There are many options to tune the different components for speed, and we list them ordered from the recommended, straightforward ones to the those that are more intrusive. It is recommended to only explore one option at a time, starting with the first. Configuration parameters are documented in the Cartographer documentation.

To tune global SLAM for lower latency, we reduce its computational load until is consistently keeps up with real-time input. Below this threshold, we do not reduce it further, but try to achieve the best possible quality. To reduce global SLAM latency, we can

  • decrease optimize_every_n_nodes
  • increase MAP_BUILDER.num_background_threads up to the number of cores
  • decrease global_sampling_ratio
  • decrease constraint_builder.sampling_ratio
  • increase constraint_builder.min_score
  • for the adaptive voxel filter(s), decrease .min_num_points, .max_range, increase .max_length
  • increase voxel_filter_size, submaps.resolution, decrease submaps.num_range_data
  • decrease search windows sizes, .linear_xy_search_window, .linear_z_search_window, .angular_search_window
  • increase global_constraint_search_after_n_seconds
  • decrease max_num_iterations

To tune local SLAM for lower latency, we can

  • increase voxel_filter_size
  • increase submaps.resolution
  • for the adaptive voxel filter(s), decrease .min_num_points, .max_range, increase .max_length
  • decrease max_range (especially if data is noisy)
  • decrease submaps.num_range_data

Note that larger voxels will slightly increase scan matching scores as a side effect, so score thresholds should be increased accordingly.

Pure Localization in a Given Map

Pure localization is different from mapping. First, we expect a lower latency of both local and global SLAM. Second, global SLAM will usually find a very large number of inter constraints between the frozen trajectory that serves as a map and the current trajectory.

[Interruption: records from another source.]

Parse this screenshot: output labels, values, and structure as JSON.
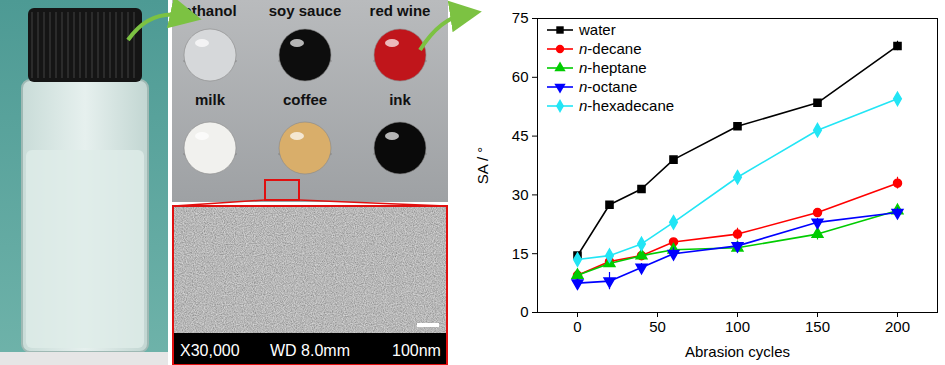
{
  "chart_data": {
    "type": "line",
    "x_label": "Abrasion cycles",
    "y_label": "SA / °",
    "x": [
      0,
      20,
      40,
      60,
      100,
      150,
      200
    ],
    "series": [
      {
        "name": "water",
        "color": "#000000",
        "marker": "square",
        "values": [
          14.5,
          27.5,
          31.5,
          39,
          47.5,
          53.5,
          68
        ],
        "errors": [
          0.8,
          0.6,
          0.6,
          0.6,
          0.6,
          0.6,
          1.2
        ]
      },
      {
        "name": "n-decane",
        "color": "#ff0000",
        "marker": "circle",
        "values": [
          9.5,
          13,
          14.5,
          18,
          20,
          25.5,
          33
        ],
        "errors": [
          0.8,
          1.2,
          1.0,
          0.6,
          1.5,
          0.8,
          1.5
        ]
      },
      {
        "name": "n-heptane",
        "color": "#00cc00",
        "marker": "triangle",
        "values": [
          9.5,
          12.5,
          14.5,
          16,
          16.5,
          20,
          26
        ],
        "errors": [
          0.8,
          0.8,
          0.8,
          0.8,
          1.0,
          1.5,
          1.2
        ]
      },
      {
        "name": "n-octane",
        "color": "#0000ff",
        "marker": "triangle-down",
        "values": [
          7.5,
          8,
          11.5,
          15,
          17,
          23,
          25.5
        ],
        "errors": [
          1.0,
          2.2,
          1.0,
          1.5,
          1.0,
          1.0,
          1.2
        ]
      },
      {
        "name": "n-hexadecane",
        "color": "#22e5f5",
        "marker": "diamond",
        "values": [
          13.5,
          14.5,
          17.5,
          23,
          34.5,
          46.5,
          54.5
        ],
        "errors": [
          0.6,
          1.2,
          0.8,
          1.2,
          0.8,
          0.8,
          0.8
        ]
      }
    ],
    "xlim": [
      -25,
      225
    ],
    "xticks": [
      0,
      50,
      100,
      150,
      200
    ],
    "ylim": [
      0,
      75
    ],
    "yticks": [
      0,
      15,
      30,
      45,
      60,
      75
    ],
    "grid": false,
    "legend": "top-left"
  },
  "droplet_photo": {
    "labels": [
      "ethanol",
      "soy sauce",
      "red wine",
      "milk",
      "coffee",
      "ink"
    ]
  },
  "sem_image": {
    "texts": [
      "X30,000",
      "WD 8.0mm",
      "100nm"
    ]
  }
}
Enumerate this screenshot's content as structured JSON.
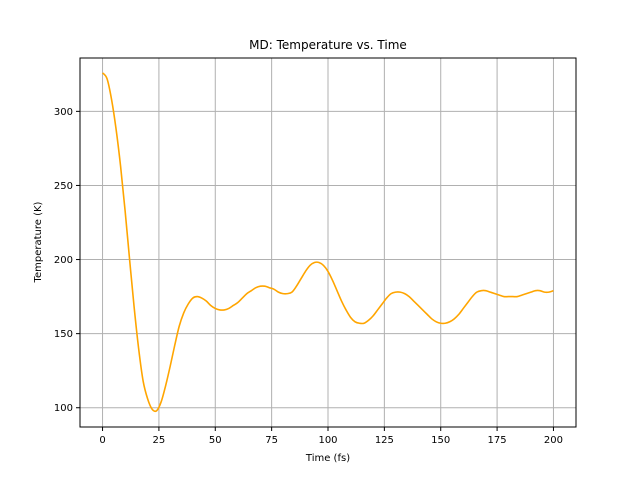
{
  "chart_data": {
    "type": "line",
    "title": "MD: Temperature vs. Time",
    "xlabel": "Time (fs)",
    "ylabel": "Temperature (K)",
    "xlim": [
      -10,
      210
    ],
    "ylim": [
      87,
      336
    ],
    "grid": true,
    "xticks": [
      0,
      25,
      50,
      75,
      100,
      125,
      150,
      175,
      200
    ],
    "yticks": [
      100,
      150,
      200,
      250,
      300
    ],
    "series": [
      {
        "color": "#ffa500",
        "x": [
          0,
          2,
          4,
          6,
          8,
          10,
          12,
          14,
          16,
          18,
          20,
          22,
          24,
          26,
          28,
          30,
          32,
          34,
          36,
          38,
          40,
          42,
          44,
          46,
          48,
          50,
          52,
          54,
          56,
          58,
          60,
          62,
          64,
          66,
          68,
          70,
          72,
          74,
          76,
          78,
          80,
          82,
          84,
          86,
          88,
          90,
          92,
          94,
          96,
          98,
          100,
          102,
          104,
          106,
          108,
          110,
          112,
          114,
          116,
          118,
          120,
          122,
          124,
          126,
          128,
          130,
          132,
          134,
          136,
          138,
          140,
          142,
          144,
          146,
          148,
          150,
          152,
          154,
          156,
          158,
          160,
          162,
          164,
          166,
          168,
          170,
          172,
          174,
          176,
          178,
          180,
          182,
          184,
          186,
          188,
          190,
          192,
          194,
          196,
          198,
          200
        ],
        "y": [
          326,
          322,
          308,
          288,
          263,
          233,
          200,
          168,
          140,
          118,
          106,
          99,
          98,
          104,
          115,
          128,
          142,
          155,
          164,
          170,
          174,
          175,
          174,
          172,
          169,
          167,
          166,
          166,
          167,
          169,
          171,
          174,
          177,
          179,
          181,
          182,
          182,
          181,
          180,
          178,
          177,
          177,
          178,
          182,
          187,
          192,
          196,
          198,
          198,
          196,
          192,
          186,
          179,
          172,
          166,
          161,
          158,
          157,
          157,
          159,
          162,
          166,
          170,
          174,
          177,
          178,
          178,
          177,
          175,
          172,
          169,
          166,
          163,
          160,
          158,
          157,
          157,
          158,
          160,
          163,
          167,
          171,
          175,
          178,
          179,
          179,
          178,
          177,
          176,
          175,
          175,
          175,
          175,
          176,
          177,
          178,
          179,
          179,
          178,
          178,
          179
        ]
      }
    ]
  }
}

To tune for pure localization, we should first enable TRAJECTORY_BUILDER.pure_localization = true and strongly decrease POSE_GRAPH.optimize_every_n_nodes to receive frequent results. With these settings, global SLAM will usually be too slow and cannot keep up. As a next step, we strongly decrease global_sampling_ratio and constraint_builder.sampling_ratio to compensate for the large number of constraints. We then tune for lower latency as explained above until the system reliably works in real time.

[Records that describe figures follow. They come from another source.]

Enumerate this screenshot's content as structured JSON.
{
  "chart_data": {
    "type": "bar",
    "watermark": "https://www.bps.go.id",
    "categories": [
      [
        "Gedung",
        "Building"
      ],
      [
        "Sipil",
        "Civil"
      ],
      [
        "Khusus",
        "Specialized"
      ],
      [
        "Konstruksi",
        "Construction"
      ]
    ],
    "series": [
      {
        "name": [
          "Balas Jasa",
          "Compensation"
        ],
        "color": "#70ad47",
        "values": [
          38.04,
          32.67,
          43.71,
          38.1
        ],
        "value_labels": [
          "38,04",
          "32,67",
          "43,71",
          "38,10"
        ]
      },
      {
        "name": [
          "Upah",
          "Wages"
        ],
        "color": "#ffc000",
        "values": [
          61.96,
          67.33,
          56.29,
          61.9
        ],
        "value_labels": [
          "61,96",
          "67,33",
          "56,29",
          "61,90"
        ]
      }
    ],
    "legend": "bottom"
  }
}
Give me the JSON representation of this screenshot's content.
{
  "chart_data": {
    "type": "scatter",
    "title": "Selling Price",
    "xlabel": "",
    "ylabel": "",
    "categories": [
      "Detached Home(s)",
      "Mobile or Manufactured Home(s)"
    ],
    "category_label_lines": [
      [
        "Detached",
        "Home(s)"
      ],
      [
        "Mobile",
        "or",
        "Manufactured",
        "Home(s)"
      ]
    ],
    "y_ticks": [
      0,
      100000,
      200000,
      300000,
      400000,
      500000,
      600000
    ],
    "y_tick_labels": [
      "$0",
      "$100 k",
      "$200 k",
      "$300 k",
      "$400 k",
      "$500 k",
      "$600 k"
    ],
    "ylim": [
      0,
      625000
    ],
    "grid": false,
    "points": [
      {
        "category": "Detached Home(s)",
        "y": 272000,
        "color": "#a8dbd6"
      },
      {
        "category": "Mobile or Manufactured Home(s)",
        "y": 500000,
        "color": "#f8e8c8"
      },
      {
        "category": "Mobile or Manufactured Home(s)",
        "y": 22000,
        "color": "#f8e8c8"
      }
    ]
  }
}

If you run in pure_localization, submaps.resolution should be matching with the resolution of the submaps in the .pbstream you are running on. Using different resolutions is currently untested and may not work as expected.

Odometry in Global Optimization

If a separate odometry source is used as an input for local SLAM (use_odometry = true), we can also tune the global SLAM to benefit from this additional information.

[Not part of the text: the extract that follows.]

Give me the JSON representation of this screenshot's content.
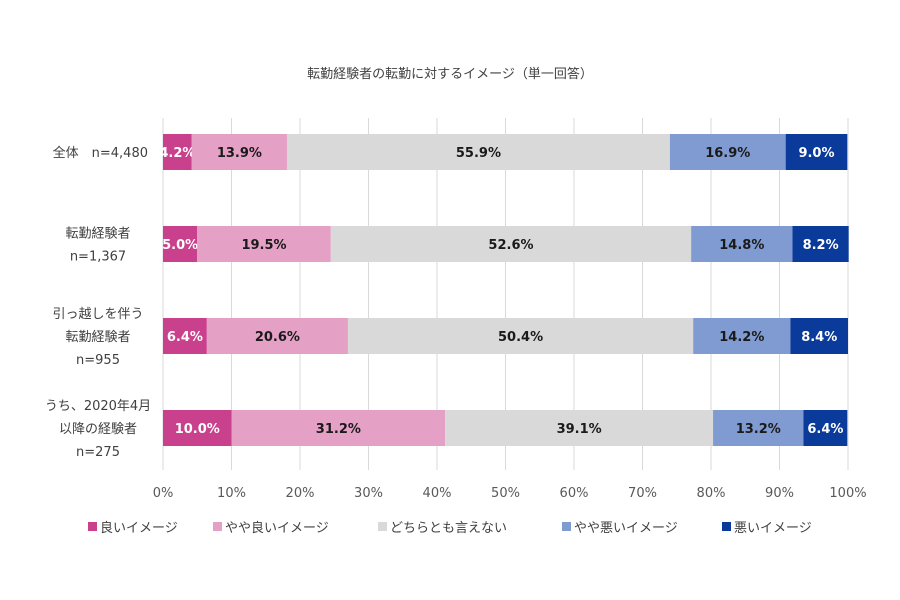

There are in total four parameters that allow us to tune the individual weights of local SLAM and odometry in the optimization:

POSE_GRAPH.optimization_problem.local_slam_pose_translation_weight
POSE_GRAPH.optimization_problem.local_slam_pose_rotation_weight
POSE_GRAPH.optimization_problem.odometry_translation_weight
POSE_GRAPH.optimization_problem.odometry_rotation_weight

We can set these weights depending on how much we trust either local SLAM or the odometry. By default, odometry is weighted into global optimization similar to local slam (scan matching) poses. However, odometry from wheel encoders often has a high uncertainty in rotation. In this case, the rotation weight can be reduced, even down to zero.